Joad olhava-o, os dentes arreganhados, mas ao mesmo tempo havia interesse em seus olhos.
O senhor já acabou com isso. Já parou de se torturar — disse.
Casy tornou a falar e sua voz soava confusa e dolorida:
Eu dizia: o que é afinal esse Espírito? E eu respondia: é o amor. Eu gosto tanto dessa gente, gosto a ponto de rebentar. E dizia outra vez: então você não ama Jesus? Bem, eu pensava, tornava a pensar, e dizia: não, eu não conheço ninguém chamado Jesus. Conheço um monte de histórias a respeito dele, mas eu só amo o povo. Às vezes amo o povo a ponto de rebentar, e por isso preguei algumas coisas que eu pensei que o faria feliz. E depois... Bem, acho que estou falando demais. Você deve estar surpreso por ver-me usar palavras tão ruins. São as palavras usadas pelo povo, e nada há de mau nelas. De qualquer forma, vou lhe dizer mais uma coisa que pensei: é a coisa mais ímpia que um pregador pode dizer...
Que é? — inquiriu Joad.
Casy olhou-o acanhado.
Se lhe soar mal, não tome como ofensa, sim?

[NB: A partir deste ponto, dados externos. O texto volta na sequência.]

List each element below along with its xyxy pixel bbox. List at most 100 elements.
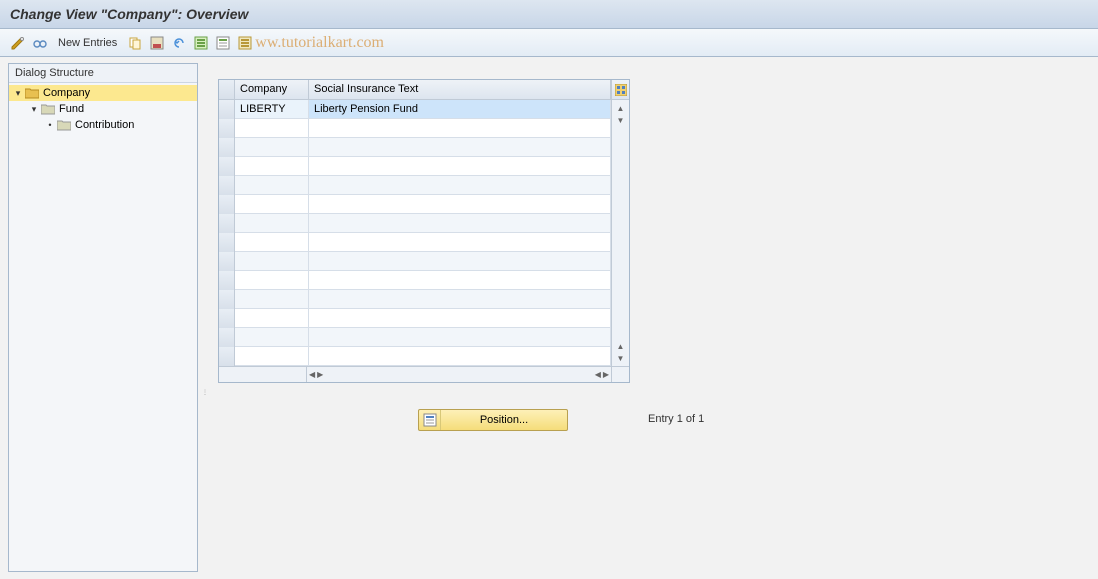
cell-empty[interactable] (235, 214, 309, 232)
position-button-label: Position... (441, 414, 567, 426)
row-selector[interactable] (219, 119, 235, 138)
table-row-empty[interactable] (219, 233, 611, 252)
row-selector[interactable] (219, 100, 235, 119)
table-control: Company Social Insurance Text LIBERTY Li… (218, 79, 630, 383)
table-row-empty[interactable] (219, 328, 611, 347)
collapse-icon[interactable]: ▾ (29, 104, 39, 115)
vertical-scrollbar[interactable]: ▲ ▼ ▲ ▼ (611, 100, 629, 366)
horizontal-scrollbar[interactable]: ◀▶ ◀▶ (219, 366, 629, 382)
cell-empty[interactable] (309, 138, 611, 156)
cell-company[interactable]: LIBERTY (235, 100, 309, 118)
table-row-empty[interactable] (219, 290, 611, 309)
table-row-empty[interactable] (219, 176, 611, 195)
tree-item-fund[interactable]: ▾ Fund (9, 101, 197, 117)
pencil-glasses-icon[interactable] (10, 35, 26, 51)
cell-empty[interactable] (235, 252, 309, 270)
tree-item-company[interactable]: ▾ Company (9, 85, 197, 101)
table-row-empty[interactable] (219, 119, 611, 138)
cell-empty[interactable] (235, 271, 309, 289)
cell-empty[interactable] (309, 328, 611, 346)
row-selector[interactable] (219, 271, 235, 290)
cell-empty[interactable] (309, 176, 611, 194)
table-row[interactable]: LIBERTY Liberty Pension Fund (219, 100, 611, 119)
row-selector[interactable] (219, 347, 235, 366)
tree-item-contribution[interactable]: • Contribution (9, 117, 197, 133)
cell-empty[interactable] (309, 214, 611, 232)
row-selector[interactable] (219, 195, 235, 214)
row-selector[interactable] (219, 233, 235, 252)
new-entries-button[interactable]: New Entries (54, 37, 121, 49)
table-row-empty[interactable] (219, 214, 611, 233)
scroll-up-icon[interactable]: ▲ (617, 104, 625, 113)
row-selector[interactable] (219, 138, 235, 157)
scroll-down-icon[interactable]: ▼ (617, 354, 625, 363)
row-selector[interactable] (219, 309, 235, 328)
position-button[interactable]: Position... (418, 409, 568, 431)
table-row-empty[interactable] (219, 347, 611, 366)
select-all-icon[interactable] (193, 35, 209, 51)
table-settings-icon[interactable] (611, 80, 629, 99)
row-selector[interactable] (219, 328, 235, 347)
column-header-social-insurance-text[interactable]: Social Insurance Text (309, 80, 611, 99)
position-icon (419, 410, 441, 430)
cell-empty[interactable] (235, 290, 309, 308)
undo-icon[interactable] (171, 35, 187, 51)
scroll-corner (611, 367, 629, 382)
scroll-left-icon[interactable]: ◀ (309, 370, 315, 380)
collapse-icon[interactable]: ▾ (13, 88, 23, 99)
row-selector[interactable] (219, 157, 235, 176)
scroll-down-icon[interactable]: ▼ (617, 116, 625, 125)
cell-empty[interactable] (235, 328, 309, 346)
deselect-all-icon[interactable] (237, 35, 253, 51)
scroll-right-icon[interactable]: ▶ (603, 370, 609, 380)
cell-empty[interactable] (235, 157, 309, 175)
row-selector[interactable] (219, 290, 235, 309)
scroll-left-icon[interactable]: ◀ (595, 370, 601, 380)
entry-status-text: Entry 1 of 1 (648, 413, 704, 425)
cell-empty[interactable] (309, 157, 611, 175)
row-selector-header[interactable] (219, 80, 235, 99)
tree-label: Company (43, 87, 90, 99)
cell-empty[interactable] (309, 271, 611, 289)
scroll-right-icon[interactable]: ▶ (317, 370, 323, 380)
tree-label: Contribution (75, 119, 134, 131)
cell-empty[interactable] (309, 233, 611, 251)
cell-empty[interactable] (235, 195, 309, 213)
table-row-empty[interactable] (219, 271, 611, 290)
save-var-icon[interactable] (149, 35, 165, 51)
select-block-icon[interactable] (215, 35, 231, 51)
cell-empty[interactable] (235, 233, 309, 251)
window-title: Change View "Company": Overview (0, 0, 1098, 29)
table-row-empty[interactable] (219, 157, 611, 176)
toolbar: New Entries ww.tutorialkart.com (0, 29, 1098, 57)
table-row-empty[interactable] (219, 309, 611, 328)
watermark-text: ww.tutorialkart.com (255, 34, 384, 52)
cell-empty[interactable] (235, 138, 309, 156)
row-selector[interactable] (219, 176, 235, 195)
copy-icon[interactable] (127, 35, 143, 51)
row-selector[interactable] (219, 214, 235, 233)
cell-social-insurance-text[interactable]: Liberty Pension Fund (309, 100, 611, 118)
table-body: LIBERTY Liberty Pension Fund (219, 100, 611, 366)
scroll-up-icon[interactable]: ▲ (617, 342, 625, 351)
cell-empty[interactable] (309, 119, 611, 137)
tree-label: Fund (59, 103, 84, 115)
glasses-icon[interactable] (32, 35, 48, 51)
table-row-empty[interactable] (219, 138, 611, 157)
cell-empty[interactable] (235, 176, 309, 194)
cell-empty[interactable] (235, 347, 309, 365)
cell-empty[interactable] (309, 347, 611, 365)
cell-empty[interactable] (309, 309, 611, 327)
folder-icon (41, 103, 55, 115)
table-row-empty[interactable] (219, 195, 611, 214)
row-selector[interactable] (219, 252, 235, 271)
table-row-empty[interactable] (219, 252, 611, 271)
cell-empty[interactable] (309, 195, 611, 213)
cell-empty[interactable] (309, 290, 611, 308)
cell-empty[interactable] (235, 119, 309, 137)
hscroll-spacer (219, 367, 307, 382)
column-header-company[interactable]: Company (235, 80, 309, 99)
main-area: Company Social Insurance Text LIBERTY Li… (208, 57, 1098, 578)
cell-empty[interactable] (309, 252, 611, 270)
cell-empty[interactable] (235, 309, 309, 327)
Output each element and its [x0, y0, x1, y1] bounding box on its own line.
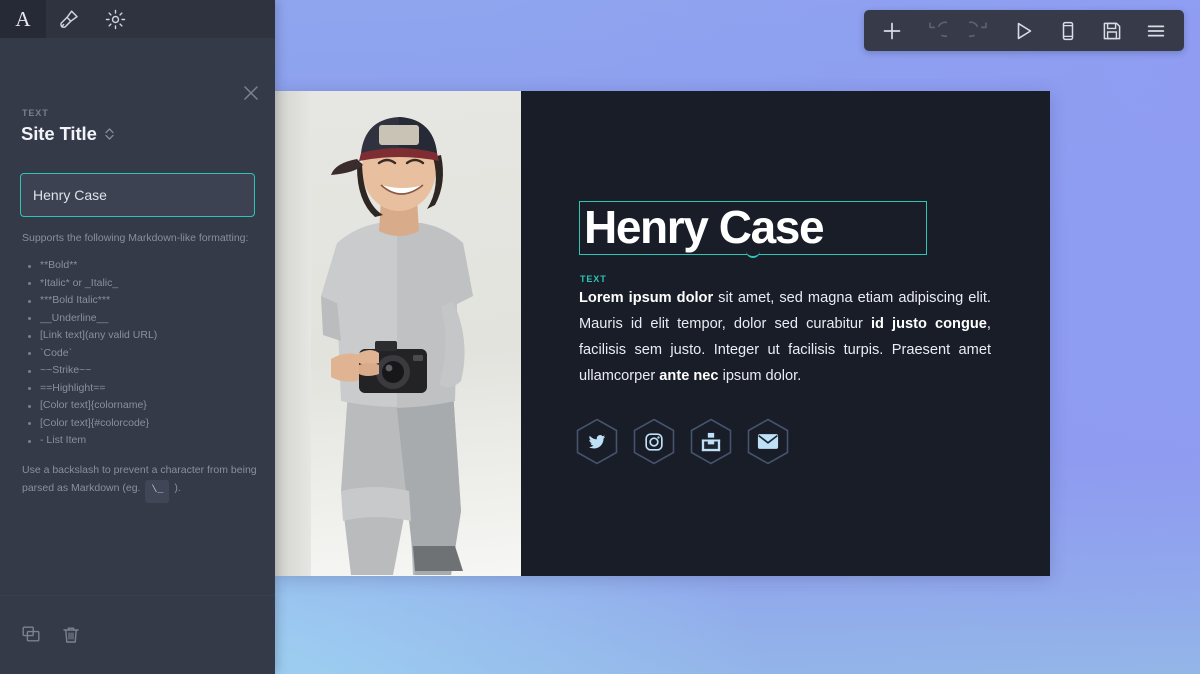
body-bold-run: Lorem ipsum dolor — [579, 290, 714, 306]
preview-body-text: Lorem ipsum dolor sit amet, sed magna et… — [579, 285, 991, 389]
tab-settings[interactable] — [92, 0, 138, 38]
mobile-icon — [1062, 21, 1074, 40]
duplicate-icon — [22, 626, 40, 642]
gear-icon — [105, 9, 125, 29]
delete-button[interactable] — [51, 615, 91, 655]
instagram-link[interactable] — [633, 418, 675, 465]
preview-photo[interactable] — [275, 91, 521, 576]
site-preview-card[interactable]: TEXT Henry Case Lorem ipsum dolor sit am… — [275, 91, 1050, 576]
element-stepper[interactable] — [104, 127, 115, 141]
email-link[interactable] — [747, 418, 789, 465]
markdown-syntax-item: ***Bold Italic*** — [26, 292, 256, 310]
markdown-syntax-item: ~~Strike~~ — [26, 362, 256, 380]
panel-title-row: Site Title — [21, 123, 115, 145]
serif-a-icon: A — [15, 6, 31, 31]
menu-button[interactable] — [1134, 10, 1178, 51]
markdown-syntax-item: **Bold** — [26, 257, 256, 275]
editor-sidebar: A TEXT Site Title Henry Case Supports th… — [0, 0, 275, 674]
preview-button[interactable] — [1002, 10, 1046, 51]
social-links — [576, 418, 789, 465]
plus-icon — [883, 22, 901, 39]
hamburger-menu-icon — [1147, 25, 1165, 36]
close-panel-button[interactable] — [240, 82, 262, 104]
trash-icon — [63, 627, 79, 643]
markdown-syntax-item: ==Highlight== — [26, 380, 256, 398]
chevron-up-down-icon — [105, 128, 114, 140]
duplicate-button[interactable] — [11, 615, 51, 655]
backslash-note-after: ). — [174, 482, 181, 494]
panel-title: Site Title — [21, 123, 97, 144]
editor-root: TEXT Henry Case Lorem ipsum dolor sit am… — [0, 0, 1200, 674]
twitter-link[interactable] — [576, 418, 618, 465]
instagram-icon — [645, 432, 663, 451]
preview-title-selection-box[interactable]: Henry Case — [579, 201, 927, 258]
markdown-syntax-item: [Color text]{colorname} — [26, 397, 256, 415]
sidebar-footer: Done — [0, 595, 275, 674]
undo-icon — [929, 20, 947, 37]
markdown-syntax-item: __Underline__ — [26, 310, 256, 328]
redo-button[interactable] — [958, 10, 1002, 51]
body-bold-run: ante nec — [659, 368, 719, 384]
floppy-disk-icon — [1103, 22, 1121, 39]
photo-person-illustration — [321, 117, 473, 575]
markdown-syntax-item: - List Item — [26, 432, 256, 450]
preview-site-title: Henry Case — [584, 201, 825, 253]
backslash-help-note: Use a backslash to prevent a character f… — [22, 461, 257, 503]
close-icon — [244, 86, 258, 100]
sidebar-tabs: A — [0, 0, 275, 38]
redo-icon — [969, 20, 987, 37]
markdown-syntax-item: `Code` — [26, 345, 256, 363]
markdown-syntax-list: **Bold** *Italic* or _Italic_ ***Bold Ital… — [26, 257, 256, 450]
paintbrush-icon — [60, 10, 78, 28]
markdown-help-note: Supports the following Markdown-like for… — [22, 232, 249, 244]
preview-text-pane: TEXT Henry Case Lorem ipsum dolor sit am… — [521, 91, 1050, 576]
add-block-button[interactable] — [870, 10, 914, 51]
sidebar-panel: TEXT Site Title Supports the following M… — [0, 38, 275, 595]
markdown-syntax-item: *Italic* or _Italic_ — [26, 275, 256, 293]
panel-kicker: TEXT — [22, 108, 49, 118]
editor-toolbar — [864, 10, 1184, 51]
twitter-icon — [588, 434, 606, 449]
tab-text[interactable]: A — [0, 0, 46, 38]
tab-style[interactable] — [46, 0, 92, 38]
backslash-note-before: Use a backslash to prevent a character f… — [22, 464, 257, 494]
unsplash-link[interactable] — [690, 418, 732, 465]
body-text-run: ipsum dolor. — [718, 368, 802, 384]
preview-selection-kicker: TEXT — [580, 274, 607, 284]
markdown-syntax-item: [Color text]{#colorcode} — [26, 415, 256, 433]
undo-button[interactable] — [914, 10, 958, 51]
device-preview-button[interactable] — [1046, 10, 1090, 51]
site-title-input[interactable] — [20, 173, 255, 217]
resize-handle[interactable] — [746, 251, 760, 258]
body-bold-run: id justo congue — [870, 316, 987, 332]
site-title-field-wrap — [20, 173, 255, 217]
unsplash-icon — [701, 432, 721, 451]
markdown-syntax-item: [Link text](any valid URL) — [26, 327, 256, 345]
save-button[interactable] — [1090, 10, 1134, 51]
envelope-icon — [757, 434, 779, 449]
play-icon — [1017, 22, 1032, 39]
backslash-code-chip: \_ — [145, 480, 170, 503]
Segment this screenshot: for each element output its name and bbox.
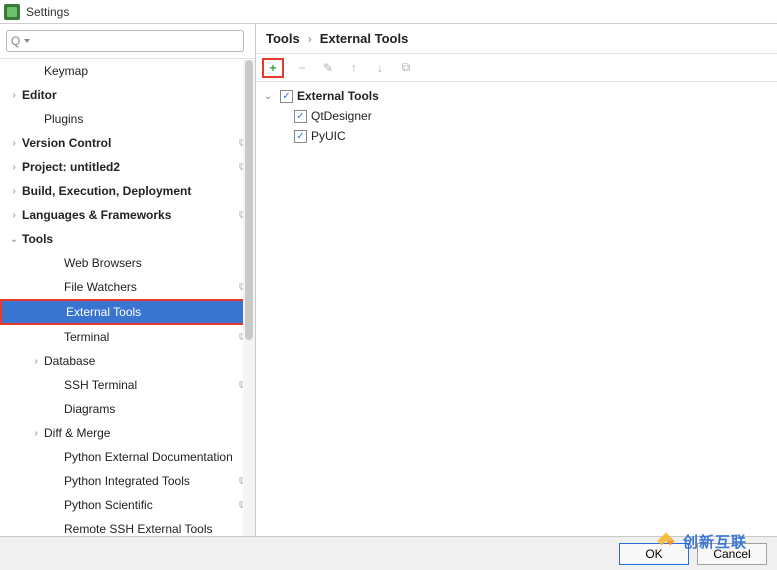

Nada me ofende, a não ser um murro no nariz — disse Joad. — Que é que você ia dizer?
Eu pensei qual seria o caminho que me levaria ao Espírito Santo e a Jesus. Eu dizia: para que devemos depender sempre de Deus ou de Jesus? Talvez, eu pensei, talvez seja melhor amar todos os homens e as mulheres. Talvez o Espírito Santo seja apenas o espírito humano, e nada mais. Talvez toda a humanidade seja uma só grande alma, de que todos fazem parte. Foi o que eu pensei e de repente sabia, sabia que isto era a verdade, e continuo a pensar do mesmo jeito.
Joad olhou o chão, embaraçado, incapaz de encarar a honestidade nua nos olhos do pregador.
O senhor não pode dirigir uma igreja com essas ideias — falou. — O povo ia expulsar o senhor. O povo quer é berrar e chorar a um Deus, é disso que o povo gosta. Assim, eles se sentem bem. Quando minha avó começava a falar de religião, ninguém conseguia fazer ela parar. Ela era capaz de derrubar uma parede com um soco.